Od wtorku obowiązują nowe cła na części samolotów oraz inne produkty z Niemiec i Francji - ogłosiły amerykańskie władze. Decyzja jest związania z trwającym od kilkunastu lat sporem dotyczącym subsydiów dla Airbusa i Boeinga.
Jak poinformowało amerykańskie przedstawicielstwo handlowe (USTR), od wtorku 15-procentowym cłem zostaną objęte sprowadzane z Francji i Niemiec części samolotowe, zaś 25-procentowym cłem - alkohole z tych krajów, głównie wina i brandy.

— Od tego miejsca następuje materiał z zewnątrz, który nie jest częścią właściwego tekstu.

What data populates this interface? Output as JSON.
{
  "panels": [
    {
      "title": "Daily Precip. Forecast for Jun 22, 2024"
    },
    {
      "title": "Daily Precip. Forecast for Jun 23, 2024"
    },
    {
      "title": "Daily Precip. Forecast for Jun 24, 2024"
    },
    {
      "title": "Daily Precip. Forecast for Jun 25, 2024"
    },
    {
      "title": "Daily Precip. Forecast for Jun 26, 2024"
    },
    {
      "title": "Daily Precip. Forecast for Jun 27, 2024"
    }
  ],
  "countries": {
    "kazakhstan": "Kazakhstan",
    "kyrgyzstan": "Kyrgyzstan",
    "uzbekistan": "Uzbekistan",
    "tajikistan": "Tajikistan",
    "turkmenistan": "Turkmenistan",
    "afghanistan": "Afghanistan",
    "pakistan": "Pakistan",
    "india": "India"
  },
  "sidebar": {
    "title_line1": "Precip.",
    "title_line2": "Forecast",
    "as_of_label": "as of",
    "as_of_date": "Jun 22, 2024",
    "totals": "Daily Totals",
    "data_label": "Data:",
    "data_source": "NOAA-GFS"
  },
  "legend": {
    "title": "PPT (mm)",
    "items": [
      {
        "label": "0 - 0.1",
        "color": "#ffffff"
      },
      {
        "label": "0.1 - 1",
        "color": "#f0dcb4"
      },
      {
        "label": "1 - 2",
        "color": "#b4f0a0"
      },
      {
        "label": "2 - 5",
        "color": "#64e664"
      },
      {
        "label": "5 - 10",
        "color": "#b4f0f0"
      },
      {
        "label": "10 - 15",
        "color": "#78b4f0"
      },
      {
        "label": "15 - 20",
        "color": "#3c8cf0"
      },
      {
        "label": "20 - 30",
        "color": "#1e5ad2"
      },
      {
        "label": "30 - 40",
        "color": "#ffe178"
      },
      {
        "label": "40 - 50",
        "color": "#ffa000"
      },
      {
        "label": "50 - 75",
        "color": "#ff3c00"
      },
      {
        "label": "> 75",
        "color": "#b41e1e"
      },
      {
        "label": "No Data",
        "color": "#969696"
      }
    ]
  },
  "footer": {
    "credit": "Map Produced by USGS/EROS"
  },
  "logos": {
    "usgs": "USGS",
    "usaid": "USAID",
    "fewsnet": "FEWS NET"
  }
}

Decyzja USA ma związek z brakiem postępów w negocjacjach w sprawie trwającego od ponad 16 lat sporu handlowego z UE. Obie strony oskarżają się o nielegalne subsydia dla swoich gigantów branży lotniczej, Airbusa i Boeinga, obie wygrały też swoje sprawy w ramach Światowej Organizacji Handlu, która zezwoliła na wprowadzenie dodatkowych ceł.
Według agencji AP negocjacje w sprawie rozwiązania sporu utknęły w martwym punkcie po fiasku rozmów w grudniu. Przedstawiciele UE mają nadzieję na szybkie rozwiązanie sporu z nową amerykańską administracją.
Uderzenie w amerykańskich pracowników
Samoloty Airbusa już wcześniej były objęte amerykańskimi cłami, ale nie ich części, co umożliwiło europejskiej firmie ominięcie ceł poprzez sprowadzanie części i ich montaż w fabryce Mobile w Alabamie. Jak podał w komunikacie Airbus, to właśnie pracownicy fabryki w USA ucierpią najbardziej w związku z decyzją Waszyngtonu.
"Cła uderzą przede wszystkim produkcję samolotów A320, która wykorzystuje komponenty z Francji i Niemiec. Airbus dostarczył ponad 40 samolotów A320 z fabryki Mobile w 2020 roku. W tym roku liczba ta będzie niższa z powodu pandemii" - powiedział rzecznik Airbusa, którego cytuje agencja "Reuters".
Jak zauważa agencja, początkowo wpływ nowych taryf na działalność Airbusa może nie być zauważalny, gdyż firmy lotnicze zazwyczaj zamawiają duże komponenty, takie jak skrzydła i kadłuby, ze znacznym wyprzedzeniem.
Cios dla importerów wina
Ogłoszona decyzja nie zwalnia z ceł produktów będących już w drodze do USA, z czego niezadowoleni są amerykańscy importerzy win. Według branżowej organizacji US Wine Trade Alliance, dotknie to amerykańskich restauratorów, hotelarzy i importerów win w szczególnie trudnym dla nich czasie.
Prezes US Wine Trade Alliance Ben Aneff określił decyzje amerykańskich władz jako "głęboko niesprawiedliwą".
Szef organizacji wezwał przedstawiciela handlowego USA Roberta Lighthizera do zmiany przepisów dotyczących produktów będących już w drodze do Ameryki. Argumentował, że wprowadzenie nowych ceł zostało ogłoszone dwa tygodnie temu, a tranzyt oceaniczny zajmuje średnio od 22 do 40 dni.